Rather than using a carbon tax, the EU appears more likely to widen its emissions trading system (ETS) to imports, non-profit research group the European Roundtable on Climate Change and Sustainable Transition (ERCST) said.

The ERCST said it had based its view on communications from the Commission as well as discussions with ETS participants and international trading partners.

"The ultimate goal is to have a pricing mechanism that recognises the value of carbon in the product," ERCST Executive Director and study co-author Andrei Marcu said.

Expanding the ETS, which makes power plants and factories purchase permits to cover emissions, could require foreign firms selling goods into Europe to buy these at the border.

Still, designing the policy to comply with World Trade Organisation rules would be hard, ERCST said.

Other observers pointed to the advantages of using the ETS instead of a tax.

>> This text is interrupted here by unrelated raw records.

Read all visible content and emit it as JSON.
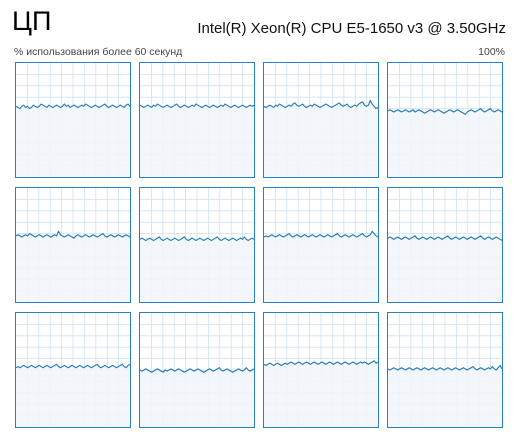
{
  "header": {
    "title": "ЦП",
    "cpu_model": "Intel(R) Xeon(R) CPU E5-1650 v3 @ 3.50GHz",
    "usage_caption": "% использования более 60 секунд",
    "max_label": "100%"
  },
  "colors": {
    "line": "#1f78b4",
    "fill": "#f1f6fb",
    "grid": "#cfe1f1",
    "border": "#2a7fbf"
  },
  "cores": [
    {
      "name": "core-1",
      "usage": [
        62,
        61,
        60,
        62,
        63,
        61,
        62,
        60,
        61,
        63,
        62,
        61,
        62,
        64,
        63,
        62,
        61,
        63,
        62,
        61,
        62,
        63,
        62,
        61,
        62,
        64,
        62,
        63,
        61,
        62,
        63,
        62,
        61,
        62,
        63,
        62,
        64,
        63,
        62,
        61,
        62,
        63,
        62,
        61,
        62,
        63,
        64,
        62,
        61,
        62,
        63,
        62,
        61,
        62,
        63,
        62,
        61,
        63,
        64,
        62
      ]
    },
    {
      "name": "core-2",
      "usage": [
        63,
        62,
        61,
        62,
        63,
        62,
        61,
        63,
        62,
        64,
        63,
        62,
        61,
        62,
        63,
        62,
        61,
        62,
        63,
        64,
        62,
        61,
        62,
        63,
        62,
        61,
        62,
        63,
        62,
        64,
        63,
        62,
        61,
        62,
        63,
        62,
        61,
        62,
        63,
        62,
        61,
        62,
        63,
        62,
        64,
        63,
        62,
        61,
        62,
        63,
        62,
        61,
        62,
        63,
        62,
        61,
        62,
        63,
        62,
        63
      ]
    },
    {
      "name": "core-3",
      "usage": [
        62,
        61,
        62,
        63,
        62,
        61,
        63,
        62,
        64,
        63,
        62,
        61,
        62,
        63,
        62,
        64,
        65,
        63,
        62,
        63,
        64,
        62,
        61,
        62,
        63,
        62,
        64,
        63,
        62,
        61,
        62,
        63,
        64,
        63,
        62,
        61,
        62,
        63,
        64,
        65,
        63,
        62,
        63,
        64,
        62,
        61,
        62,
        63,
        62,
        64,
        65,
        66,
        63,
        62,
        63,
        67,
        64,
        62,
        60,
        61
      ]
    },
    {
      "name": "core-4",
      "usage": [
        58,
        59,
        58,
        57,
        58,
        59,
        58,
        57,
        58,
        59,
        58,
        57,
        58,
        59,
        57,
        58,
        59,
        58,
        57,
        56,
        57,
        58,
        59,
        58,
        57,
        58,
        59,
        58,
        57,
        56,
        57,
        58,
        59,
        58,
        57,
        58,
        59,
        58,
        57,
        56,
        55,
        57,
        58,
        59,
        58,
        57,
        58,
        59,
        60,
        58,
        57,
        58,
        59,
        60,
        58,
        57,
        58,
        59,
        58,
        57
      ]
    },
    {
      "name": "core-5",
      "usage": [
        58,
        59,
        58,
        57,
        58,
        59,
        58,
        60,
        59,
        58,
        57,
        58,
        59,
        58,
        57,
        58,
        59,
        58,
        57,
        58,
        59,
        58,
        62,
        59,
        58,
        57,
        58,
        59,
        58,
        57,
        56,
        58,
        59,
        58,
        57,
        58,
        59,
        58,
        57,
        58,
        59,
        58,
        57,
        58,
        59,
        60,
        58,
        57,
        58,
        59,
        58,
        57,
        58,
        59,
        58,
        57,
        58,
        59,
        58,
        57
      ]
    },
    {
      "name": "core-6",
      "usage": [
        55,
        56,
        55,
        54,
        55,
        56,
        55,
        54,
        55,
        56,
        57,
        55,
        54,
        55,
        56,
        55,
        54,
        55,
        56,
        55,
        54,
        55,
        56,
        57,
        55,
        54,
        55,
        56,
        55,
        54,
        55,
        56,
        55,
        54,
        55,
        56,
        55,
        54,
        55,
        56,
        57,
        55,
        54,
        55,
        56,
        55,
        54,
        55,
        56,
        55,
        54,
        55,
        56,
        55,
        57,
        55,
        54,
        55,
        56,
        55
      ]
    },
    {
      "name": "core-7",
      "usage": [
        57,
        58,
        57,
        58,
        59,
        58,
        57,
        58,
        59,
        58,
        57,
        58,
        59,
        60,
        58,
        57,
        58,
        59,
        58,
        57,
        58,
        59,
        58,
        57,
        58,
        59,
        58,
        57,
        58,
        59,
        58,
        57,
        58,
        59,
        58,
        57,
        58,
        59,
        60,
        58,
        57,
        58,
        59,
        58,
        57,
        58,
        59,
        58,
        57,
        58,
        59,
        60,
        58,
        57,
        58,
        59,
        62,
        60,
        58,
        57
      ]
    },
    {
      "name": "core-8",
      "usage": [
        56,
        57,
        56,
        55,
        56,
        57,
        56,
        55,
        56,
        57,
        56,
        55,
        56,
        57,
        58,
        56,
        55,
        56,
        57,
        56,
        55,
        56,
        57,
        56,
        55,
        56,
        57,
        56,
        55,
        56,
        57,
        58,
        56,
        55,
        56,
        57,
        56,
        55,
        56,
        57,
        56,
        55,
        56,
        57,
        56,
        55,
        56,
        57,
        58,
        56,
        55,
        56,
        57,
        56,
        55,
        56,
        57,
        56,
        55,
        54
      ]
    },
    {
      "name": "core-9",
      "usage": [
        52,
        53,
        52,
        53,
        54,
        53,
        52,
        53,
        54,
        53,
        52,
        53,
        54,
        53,
        52,
        53,
        54,
        53,
        52,
        53,
        54,
        55,
        53,
        52,
        53,
        54,
        53,
        52,
        53,
        54,
        53,
        52,
        53,
        54,
        53,
        52,
        53,
        54,
        53,
        52,
        53,
        54,
        55,
        53,
        52,
        53,
        54,
        53,
        52,
        53,
        54,
        53,
        52,
        53,
        54,
        55,
        53,
        52,
        54,
        55
      ]
    },
    {
      "name": "core-10",
      "usage": [
        50,
        49,
        50,
        51,
        50,
        49,
        48,
        49,
        50,
        51,
        50,
        49,
        48,
        50,
        49,
        50,
        51,
        50,
        49,
        50,
        51,
        50,
        49,
        48,
        49,
        50,
        51,
        50,
        49,
        50,
        51,
        50,
        49,
        48,
        49,
        50,
        51,
        50,
        49,
        50,
        51,
        52,
        50,
        49,
        50,
        51,
        50,
        49,
        48,
        49,
        50,
        51,
        50,
        49,
        50,
        52,
        50,
        49,
        50,
        51
      ]
    },
    {
      "name": "core-11",
      "usage": [
        55,
        54,
        55,
        56,
        55,
        54,
        55,
        56,
        55,
        54,
        55,
        56,
        55,
        56,
        57,
        56,
        55,
        56,
        57,
        56,
        55,
        56,
        57,
        56,
        55,
        56,
        57,
        56,
        55,
        56,
        57,
        56,
        55,
        56,
        57,
        56,
        55,
        56,
        57,
        56,
        55,
        56,
        57,
        56,
        55,
        56,
        57,
        56,
        55,
        56,
        57,
        56,
        57,
        56,
        55,
        56,
        57,
        58,
        56,
        57
      ]
    },
    {
      "name": "core-12",
      "usage": [
        51,
        50,
        51,
        52,
        51,
        50,
        51,
        52,
        51,
        50,
        51,
        52,
        51,
        50,
        51,
        52,
        51,
        50,
        51,
        52,
        51,
        50,
        51,
        52,
        51,
        50,
        51,
        52,
        51,
        50,
        51,
        52,
        51,
        50,
        51,
        52,
        51,
        50,
        51,
        52,
        51,
        50,
        51,
        52,
        53,
        51,
        50,
        51,
        52,
        51,
        50,
        51,
        52,
        51,
        53,
        51,
        50,
        52,
        54,
        51
      ]
    }
  ]
}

A carbon border tax would levy a fixed charge on imported goods. But for EU emitters, the price of permits in the EU ETS fluctuates every day.

This would make it difficult to create a fair system where domestic and foreign firms are exposed to the same EU carbon costs, said Simone Tagliapietra, research fellow at Brussels-based think tank Bruegel.

"There is a clear difficulty in linking a carbon border tax, which is fixed, with a fluctuating mechanism like the ETS," he said.